L’agent a été hospitalisé le jour même dans un établissement public de santé mentale en raison de « troubles anxio-dépressifs » et d’«un traumatisme psychologique à la suite d’un entretien conflictuel avec la direction ».

Malgré les avis d’un médecin expert psychiatre et de la commission départementale de réforme favorables à la reconnaissance d’imputabilité de l’évènement (à savoir l’entretien de l’agent avec son supérieur hiérarchique), le directeur de l’établissement a refusé de reconnaitre l’accident comme imputable au service ainsi que les arrêts de travail subséquents par deux décisions.

La procédure et la décision

L’agent a contesté ces décisions devant le Tribunal administratif (TA) de Caen qui les a annulées aux motifs de leur absence de motivation et a enjoint le centre hospitalier de réexaminer la situation de l’agent.

Par une nouvelle décision le directeur du centre hospitalier a refusé de reconnaitre l’imputabilité de l’évènement déclaré ainsi que les arrêts de travail en lien avec ce dernier.

Cette décision a été une nouvelle fois contestée devant le TA de Caen qui a rejeté la demande de l’agent poursuivant ainsi son recours devant la CAA de Nantes.

Cette dernière relève ainsi que la procédure disciplinaire ne s’est pas déroulée dans des conditions anormales, qu’elle ne saurait caractériser un accident de service au sens de l’article 21 bis de la Loi du 13 juillet 1983[3] et que la pathologie de l’agent ne peut être imputée à un fait ou à des circonstances particulières au sein du service pour être prise en charge en accident de service.

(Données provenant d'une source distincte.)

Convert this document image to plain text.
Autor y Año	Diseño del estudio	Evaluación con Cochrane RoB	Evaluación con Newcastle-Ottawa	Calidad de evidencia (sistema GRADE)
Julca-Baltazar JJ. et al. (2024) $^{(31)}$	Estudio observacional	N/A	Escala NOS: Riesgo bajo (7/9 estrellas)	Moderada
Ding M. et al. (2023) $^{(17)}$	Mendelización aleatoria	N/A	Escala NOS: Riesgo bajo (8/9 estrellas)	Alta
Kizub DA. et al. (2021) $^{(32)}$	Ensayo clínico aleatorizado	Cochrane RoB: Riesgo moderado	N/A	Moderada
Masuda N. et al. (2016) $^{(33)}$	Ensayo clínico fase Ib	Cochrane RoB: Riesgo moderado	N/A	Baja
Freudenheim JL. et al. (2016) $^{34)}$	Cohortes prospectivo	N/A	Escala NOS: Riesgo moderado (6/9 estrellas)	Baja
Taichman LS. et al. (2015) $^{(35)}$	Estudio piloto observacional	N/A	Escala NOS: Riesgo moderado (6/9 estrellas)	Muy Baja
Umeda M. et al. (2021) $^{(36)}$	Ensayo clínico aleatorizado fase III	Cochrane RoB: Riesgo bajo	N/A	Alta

En effet, la juridiction administrative rappelle que « sauf à ce qu’il soit établi qu’il aurait donnée lieu à un comportement ou à des propos excédants l’exercice normal du pouvoir hiérarchique, lequel peut conduire le supérieur hiérarchique à adresser aux agents des recommandations, remarques, reproches ou à prendre à leur encontre des mesures disciplinaires, le cas échéants après les avoir suspendus de leurs fonctions à titre conservatoire, un entretien, notamment d’évaluation, entre un agent et son supérieur hiérarchique, ne saurait être regardé comme un évènement soudain et violent susceptible d’être qualifié d’accident de service quelque soit les effets qu’il a pu produire sur l’agent ».

Les seules allégations de l’agent concernant des propos virulents tenus lors de l’entretien sans élément de preuve n’ont pas permis à la CAA de faire droit à sa demande de reconnaissance d’imputabilité.

Ce qu’il faut retenir

C’est au juge administratif d’apprécier les comportements respectifs afin de déterminer si les propos tenus lors d’un entretien dépassent l’exercice normal du pouvoir hiérarchique.

Pour ce faire il appartient à l’agent d’établir un faisceau d’indices suffisamment probant[4] (et non de simples allégations) pour démontrer l’excès de pouvoir hiérarchique.

La position prise ici par la CAA de Nantes démontre qu’il ne faut pas confondre exercice du pouvoir hiérarchique dans le cadre d’une procédure disciplinaire et harcèlement moral sans élément de preuve !

Pour autant, la jurisprudence (par nature évolutive) reste divergente à ce sujet: compte tenu de la complexité des cas d’espèces, les décisions sont prises au cas par cas.


[1] CE du 27 septembre 2021 n° 440983

[2] CAA Bordeaux du 27 avril 2018 n° 16BX02407

[3] Loi du 13 juillet 1983 portant droits et obligations des fonctionnaires. Loi dite Loi Le Pors, désormais article L. 822-18 du Code Général de la Fonction Publique pour la définition de l’accident de service.

[4] CE du 22 septembre 2017, n° 399930, dans le cadre d’un faisceau d’indice suffisamment probant pour démontrer l’existence d’un harcèlement moral.